W oświadczeniu, wydanym z inicjatywy europosła Marka Migalskiego, podkreślono, że choć z kolonii karnych zostali zwolnieni Andrej Sannikau i Źmicier Bandarenka, na Białorusi wciąż w miejscach zatrzymania pozostaje 13 więźniów politycznych, m.in. Aleś Bialacki i Siarhiej Kawalenka.
Oświadczenie podpisali, oprócz Migalskiego, m.in. deputowana do niemieckiego Bundestagu Marieluise Beck, która zaangażowała się zwłaszcza w obronę Sannikaua, deputowany estońskiego parlamentu Andres Herkel, który jest specjalnym sprawozdawcą Zgromadzenia Parlamentarnego Rady Europy ds.
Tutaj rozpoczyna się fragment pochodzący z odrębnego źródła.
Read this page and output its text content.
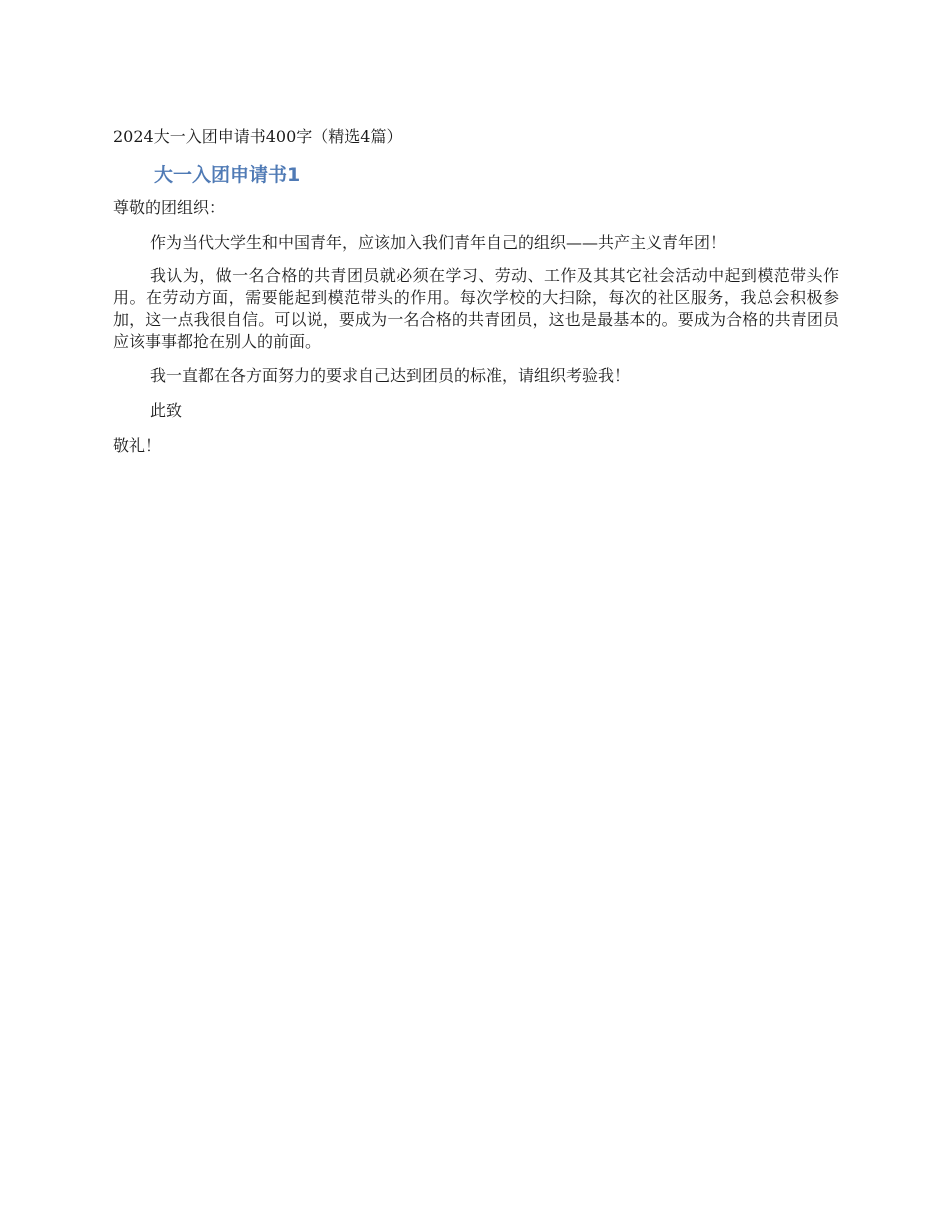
2024大一入团申请书400字（精选4篇）
大一入团申请书1

尊敬的团组织：

作为当代大学生和中国青年，应该加入我们青年自己的组织——共产主义青年团！

我认为，做一名合格的共青团员就必须在学习、劳动、工作及其其它社会活动中起到模范带头作用。在劳动方面，需要能起到模范带头的作用。每次学校的大扫除，每次的社区服务，我总会积极参加，这一点我很自信。可以说，要成为一名合格的共青团员，这也是最基本的。要成为合格的共青团员应该事事都抢在别人的前面。

我一直都在各方面努力的要求自己达到团员的标准，请组织考验我！

此致

敬礼！
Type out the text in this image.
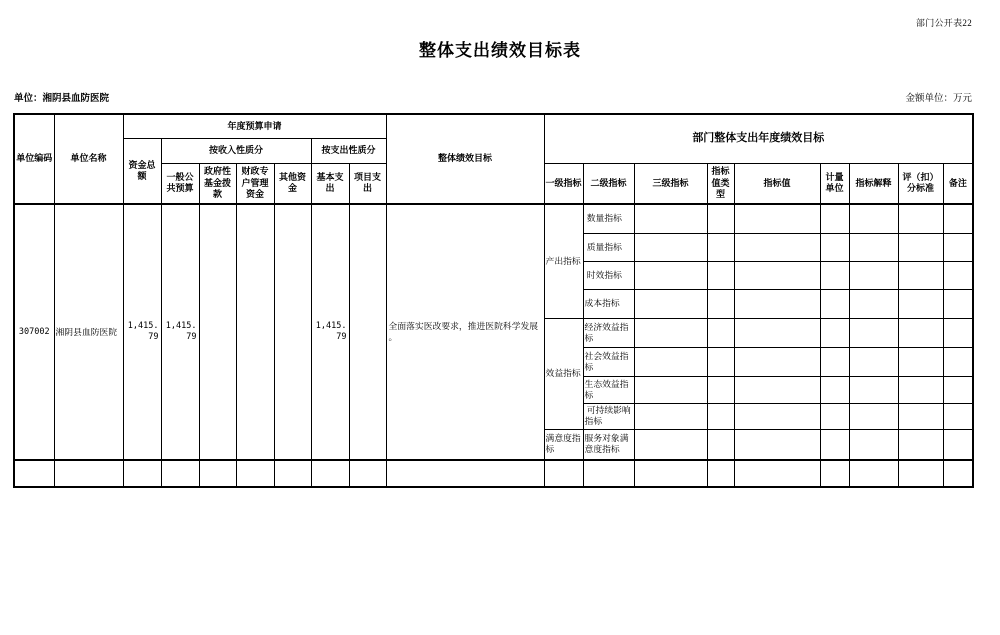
部门公开表22
整体支出绩效目标表
单位：湘阴县血防医院	金额单位：万元
单位编码	单位名称	年度预算申请							整体绩效目标	部门整体支出年度绩效目标								
		资金总额	按收入性质分				按支出性质分											
			一般公共预算	政府性基金拨款	财政专户管理资金	其他资金	基本支出	项目支出		一级指标	二级指标	三级指标	指标值类型	指标值	计量单位	指标解释	评（扣）分标准	备注
307002	湘阴县血防医院	1,415.79	1,415.79				1,415.79		全面落实医改要求，推进医院科学发展。	产出指标	数量指标							
											质量指标							
											时效指标							
											成本指标							
										效益指标	经济效益指标							
											社会效益指标							
											生态效益指标							
											可持续影响指标							
										满意度指标	服务对象满意度指标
Białorusi, dawna dysydentka Ludmiła Aleksiejewa z Moskiewskiej Grupy Helsińskiej, szefowa rosyjskiego stowarzyszenia Gołos Lilia Szybanowa oraz przedstawiciele organizacji z innych państw poradzieckich i krajów Unii Europejskiej oraz organizacji białoruskich.
Sygnatariusze podkreślają, że z radością przyjęli informacje o zwolnieniu byłego kandydata na prezydenta Białorusi Sannikaua i jego męża zaufania, koordynatora kampanii "Europejska Białoruś" Bandarenki. "Jednakże przypominamy, że w koloniach karnych i innych miejscach zatrzymania nadal przetrzymywani są białoruscy więźniowie polityczni" - napisali.
W oświadczeniu wyrażono przekonanie, że procesy sądowe w sprawach karnych dotyczących więźniów politycznych nie odpowiadały międzynarodowym standardom, a wyroki wobec nich są umotywowane politycznie. Zażądano też wprowadzenia moratorium na wykonywanie kary śmierci na Białorusi.